United States President Joe Biden noted Hastings’ sense of humor and the Congressman’s outspokenness.

“I greatly admired him for his singular sense of humor and for always speaking the truth bluntly and without reservation. Alcee was outspoken because he was passionate about helping our nation live up to its full promise for all Americans.” Biden called him a trailblazing lawyer who grew up in the Jim Crow South.

The president of Florida A & M University, where Hastings graduated from law school, also issued a statement: “Florida A & M University joins with the family of Congressman Alcee Hastings in mourning his loss,” said President Larry Robinson, Ph.D. “A 1963 graduate of the original FAMU Law School, he was the longest-serving member of the Florida delegation,” said Robinson. “It is with great sadness that the FAMU College of Law acknowledges the passing of its esteemed alumnus. He’s a true friend to the reestablished College of Law,” said FAMU College of Law Dean Deidre Keller.

Miami-Dade County Commissioner Jean Monestime acknowledged how Hastings helped the Haitian community. “He urged President Obama—by simply the stroke of a pen—to allow Haitians already in this country to remain and work here legally to send money to their impoverished families. He urged lawmakers to grant Temporary Protected Status to undocumented Haitians so they are not deported to their storm-ravaged and politically unstable homeland.

Riviera Beach Councilman Douglas Lawson concurred that Hastings was concerned about those who were marginalized. “He was a fervent warrior for those that have been historically marginalized and silenced and worked until his last days to create opportunities for communities of color, children and immigrants. I have always admired his kindness and tenacity and his willingness to give.”

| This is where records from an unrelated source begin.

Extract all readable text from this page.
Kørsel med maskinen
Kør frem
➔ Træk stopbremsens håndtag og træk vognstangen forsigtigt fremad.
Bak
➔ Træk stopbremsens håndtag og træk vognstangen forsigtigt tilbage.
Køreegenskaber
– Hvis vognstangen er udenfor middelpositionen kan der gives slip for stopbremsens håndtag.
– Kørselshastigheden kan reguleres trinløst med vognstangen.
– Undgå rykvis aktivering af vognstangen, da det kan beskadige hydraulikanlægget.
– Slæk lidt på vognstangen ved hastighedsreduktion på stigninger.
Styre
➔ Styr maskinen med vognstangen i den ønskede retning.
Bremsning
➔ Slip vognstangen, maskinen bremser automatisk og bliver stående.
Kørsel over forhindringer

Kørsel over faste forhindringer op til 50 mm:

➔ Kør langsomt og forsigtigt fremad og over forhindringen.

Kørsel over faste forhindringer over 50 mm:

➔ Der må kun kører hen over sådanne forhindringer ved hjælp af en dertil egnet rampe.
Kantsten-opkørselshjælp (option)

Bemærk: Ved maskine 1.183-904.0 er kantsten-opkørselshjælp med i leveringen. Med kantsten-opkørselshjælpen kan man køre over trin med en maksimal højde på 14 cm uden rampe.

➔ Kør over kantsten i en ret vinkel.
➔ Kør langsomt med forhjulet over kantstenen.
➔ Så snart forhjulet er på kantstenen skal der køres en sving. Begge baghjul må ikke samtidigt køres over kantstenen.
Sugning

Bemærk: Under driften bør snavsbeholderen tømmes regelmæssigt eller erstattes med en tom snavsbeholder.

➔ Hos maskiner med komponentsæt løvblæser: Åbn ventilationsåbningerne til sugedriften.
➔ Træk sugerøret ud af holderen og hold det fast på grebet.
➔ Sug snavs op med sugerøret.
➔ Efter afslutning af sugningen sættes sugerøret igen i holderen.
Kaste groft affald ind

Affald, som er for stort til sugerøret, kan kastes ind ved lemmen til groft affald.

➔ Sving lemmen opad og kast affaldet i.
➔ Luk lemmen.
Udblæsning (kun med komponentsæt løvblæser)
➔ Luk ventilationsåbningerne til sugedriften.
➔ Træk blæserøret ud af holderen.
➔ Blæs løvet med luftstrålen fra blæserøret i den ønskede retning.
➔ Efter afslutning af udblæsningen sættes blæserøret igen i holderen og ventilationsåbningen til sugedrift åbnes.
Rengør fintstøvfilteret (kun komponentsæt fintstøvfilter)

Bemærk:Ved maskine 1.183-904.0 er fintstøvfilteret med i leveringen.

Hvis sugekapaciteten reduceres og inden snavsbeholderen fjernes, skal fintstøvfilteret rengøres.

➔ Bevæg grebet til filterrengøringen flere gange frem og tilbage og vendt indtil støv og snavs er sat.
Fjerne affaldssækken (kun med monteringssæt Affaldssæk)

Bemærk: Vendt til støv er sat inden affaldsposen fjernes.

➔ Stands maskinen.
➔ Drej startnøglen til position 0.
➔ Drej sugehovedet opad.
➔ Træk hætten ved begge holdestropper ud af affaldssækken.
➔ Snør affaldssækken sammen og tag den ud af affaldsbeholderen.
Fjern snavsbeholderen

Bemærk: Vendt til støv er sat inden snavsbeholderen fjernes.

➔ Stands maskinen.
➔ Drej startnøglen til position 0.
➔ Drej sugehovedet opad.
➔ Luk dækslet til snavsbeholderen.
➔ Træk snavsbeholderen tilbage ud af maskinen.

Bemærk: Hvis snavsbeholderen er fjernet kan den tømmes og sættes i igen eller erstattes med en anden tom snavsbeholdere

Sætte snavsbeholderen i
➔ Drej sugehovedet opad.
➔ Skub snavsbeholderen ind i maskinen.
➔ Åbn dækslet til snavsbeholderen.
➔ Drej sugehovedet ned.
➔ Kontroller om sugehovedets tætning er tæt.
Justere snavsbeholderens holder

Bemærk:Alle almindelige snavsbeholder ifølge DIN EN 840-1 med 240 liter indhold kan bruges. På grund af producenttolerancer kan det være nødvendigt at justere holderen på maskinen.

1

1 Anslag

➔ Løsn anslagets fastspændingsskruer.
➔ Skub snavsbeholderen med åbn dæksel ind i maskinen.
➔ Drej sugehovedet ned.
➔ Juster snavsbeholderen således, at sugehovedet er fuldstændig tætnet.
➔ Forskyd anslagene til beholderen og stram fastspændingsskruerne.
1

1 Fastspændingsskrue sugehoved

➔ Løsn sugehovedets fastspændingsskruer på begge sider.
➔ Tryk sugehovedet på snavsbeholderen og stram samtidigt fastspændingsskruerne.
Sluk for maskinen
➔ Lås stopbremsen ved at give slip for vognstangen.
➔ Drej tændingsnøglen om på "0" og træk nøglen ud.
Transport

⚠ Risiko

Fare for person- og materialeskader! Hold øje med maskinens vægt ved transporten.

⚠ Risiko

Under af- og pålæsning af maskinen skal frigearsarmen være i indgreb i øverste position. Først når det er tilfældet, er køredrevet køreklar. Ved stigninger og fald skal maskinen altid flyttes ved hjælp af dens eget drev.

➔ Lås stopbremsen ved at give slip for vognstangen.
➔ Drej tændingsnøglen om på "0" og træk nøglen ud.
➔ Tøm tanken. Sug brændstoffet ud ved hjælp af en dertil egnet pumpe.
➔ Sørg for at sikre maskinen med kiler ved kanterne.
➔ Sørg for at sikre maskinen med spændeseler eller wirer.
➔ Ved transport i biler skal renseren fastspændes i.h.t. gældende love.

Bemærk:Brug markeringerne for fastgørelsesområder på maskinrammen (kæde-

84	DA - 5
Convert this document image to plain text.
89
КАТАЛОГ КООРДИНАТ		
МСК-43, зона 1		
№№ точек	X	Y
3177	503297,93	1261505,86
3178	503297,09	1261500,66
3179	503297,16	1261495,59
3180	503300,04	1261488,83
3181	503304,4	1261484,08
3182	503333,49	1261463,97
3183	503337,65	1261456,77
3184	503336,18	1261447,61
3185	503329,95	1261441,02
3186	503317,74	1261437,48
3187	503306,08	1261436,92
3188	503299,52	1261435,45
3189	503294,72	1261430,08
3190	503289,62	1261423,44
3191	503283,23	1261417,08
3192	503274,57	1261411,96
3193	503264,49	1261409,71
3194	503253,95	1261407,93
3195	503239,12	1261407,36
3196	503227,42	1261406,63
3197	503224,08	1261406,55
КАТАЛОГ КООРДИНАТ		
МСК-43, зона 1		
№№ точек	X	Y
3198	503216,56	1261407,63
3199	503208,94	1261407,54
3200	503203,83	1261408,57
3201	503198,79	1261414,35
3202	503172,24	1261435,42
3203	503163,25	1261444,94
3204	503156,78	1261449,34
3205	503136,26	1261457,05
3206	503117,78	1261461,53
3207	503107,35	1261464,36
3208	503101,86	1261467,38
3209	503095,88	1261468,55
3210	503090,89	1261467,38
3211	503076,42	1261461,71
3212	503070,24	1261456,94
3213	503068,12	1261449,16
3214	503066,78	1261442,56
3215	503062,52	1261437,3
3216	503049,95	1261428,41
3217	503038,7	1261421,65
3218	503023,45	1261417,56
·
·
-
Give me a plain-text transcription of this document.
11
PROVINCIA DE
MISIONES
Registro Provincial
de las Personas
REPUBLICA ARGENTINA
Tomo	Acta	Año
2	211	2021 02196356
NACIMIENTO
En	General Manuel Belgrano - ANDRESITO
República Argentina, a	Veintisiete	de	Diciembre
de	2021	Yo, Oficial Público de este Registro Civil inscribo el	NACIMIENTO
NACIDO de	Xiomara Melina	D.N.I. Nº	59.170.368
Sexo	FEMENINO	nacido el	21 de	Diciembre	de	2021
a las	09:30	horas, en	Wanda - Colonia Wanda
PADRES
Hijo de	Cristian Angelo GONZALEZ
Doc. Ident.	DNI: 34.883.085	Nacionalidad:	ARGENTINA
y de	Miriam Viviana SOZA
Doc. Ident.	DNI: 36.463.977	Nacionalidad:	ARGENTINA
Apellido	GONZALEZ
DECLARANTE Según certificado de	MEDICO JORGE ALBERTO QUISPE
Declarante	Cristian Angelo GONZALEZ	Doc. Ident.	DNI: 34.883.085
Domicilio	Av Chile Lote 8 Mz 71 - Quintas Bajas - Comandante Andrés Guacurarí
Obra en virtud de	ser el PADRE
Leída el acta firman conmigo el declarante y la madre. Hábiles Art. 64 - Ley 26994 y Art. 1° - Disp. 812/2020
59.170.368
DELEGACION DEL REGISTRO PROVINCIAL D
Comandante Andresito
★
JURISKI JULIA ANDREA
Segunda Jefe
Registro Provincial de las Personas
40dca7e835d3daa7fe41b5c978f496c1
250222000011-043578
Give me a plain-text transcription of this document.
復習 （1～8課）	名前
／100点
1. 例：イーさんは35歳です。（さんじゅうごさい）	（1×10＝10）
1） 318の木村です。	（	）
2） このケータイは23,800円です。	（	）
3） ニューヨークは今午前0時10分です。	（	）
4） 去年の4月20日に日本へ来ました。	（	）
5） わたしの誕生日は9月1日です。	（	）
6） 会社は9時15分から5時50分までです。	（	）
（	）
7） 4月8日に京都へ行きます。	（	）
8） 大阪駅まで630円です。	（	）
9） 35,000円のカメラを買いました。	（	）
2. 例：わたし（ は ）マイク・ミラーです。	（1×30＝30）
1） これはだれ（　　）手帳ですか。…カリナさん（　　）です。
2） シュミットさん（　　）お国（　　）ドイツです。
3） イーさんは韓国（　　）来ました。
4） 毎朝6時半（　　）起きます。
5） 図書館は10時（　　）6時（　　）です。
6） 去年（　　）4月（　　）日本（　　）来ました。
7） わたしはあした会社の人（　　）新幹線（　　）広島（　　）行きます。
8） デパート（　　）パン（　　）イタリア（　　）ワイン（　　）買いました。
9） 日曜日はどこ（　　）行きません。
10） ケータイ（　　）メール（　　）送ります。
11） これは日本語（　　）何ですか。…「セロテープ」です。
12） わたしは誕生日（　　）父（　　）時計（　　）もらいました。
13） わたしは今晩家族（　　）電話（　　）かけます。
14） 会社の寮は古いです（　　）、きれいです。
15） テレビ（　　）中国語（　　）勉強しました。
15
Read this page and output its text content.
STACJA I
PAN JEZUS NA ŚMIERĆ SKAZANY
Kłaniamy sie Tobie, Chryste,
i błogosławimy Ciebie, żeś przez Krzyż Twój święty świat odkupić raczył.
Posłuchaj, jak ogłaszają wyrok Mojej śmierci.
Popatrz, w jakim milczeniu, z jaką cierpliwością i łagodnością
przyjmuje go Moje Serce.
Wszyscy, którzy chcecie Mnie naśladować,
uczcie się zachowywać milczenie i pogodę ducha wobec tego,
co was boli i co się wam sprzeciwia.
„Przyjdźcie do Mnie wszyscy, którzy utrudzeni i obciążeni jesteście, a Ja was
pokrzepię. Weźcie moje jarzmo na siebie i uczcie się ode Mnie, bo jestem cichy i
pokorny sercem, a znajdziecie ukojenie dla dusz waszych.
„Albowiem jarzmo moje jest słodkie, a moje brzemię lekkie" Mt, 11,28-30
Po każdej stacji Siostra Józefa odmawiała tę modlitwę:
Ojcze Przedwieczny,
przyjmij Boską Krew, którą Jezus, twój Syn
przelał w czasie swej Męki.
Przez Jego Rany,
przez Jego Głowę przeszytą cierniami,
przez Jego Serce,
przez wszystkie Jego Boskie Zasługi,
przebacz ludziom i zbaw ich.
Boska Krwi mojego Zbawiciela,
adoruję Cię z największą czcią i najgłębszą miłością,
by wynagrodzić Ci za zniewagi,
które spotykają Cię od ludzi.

Norman Taylor, former Broward County Director of Economic Development, says Hastings had a profound impact on his life dating back to the 1960’s. “I first met him in 1969 when I was President of the Student Government Association at Bethune Cookman College. Attorney Hastings had already gained notoriety as a fiery orator, and was invited to speak to the entire student body at BCC. I thought I had met Dr. Martin Luther King, Jr. and Malcolm X wrapped in one body, reincarnated!” Later, when Taylor moved to Fort Lauderdale he met with Hastings again. “With his help, and Dee Hastings, my life’s work began in Broward County and in the State of Florida. I will be eternally grateful for Alcee Hastings in my life,” Taylor stated.

But he touched people from all walks of life, many wanting to help when he got ill and repay his kindness. Dr. Elizabeth Alderman, an education trail-blazer, knew him for decades, and during his sickness, purchased soursop fruit and drinks for him because of its anti-cancer properties. Hastings was forever grateful to Alderman and told her so in a telephone call.

Though he lived a storied life, albeit one of trials and tribulations, Congressman Alcee Hastings will forever go down as a legend in our time.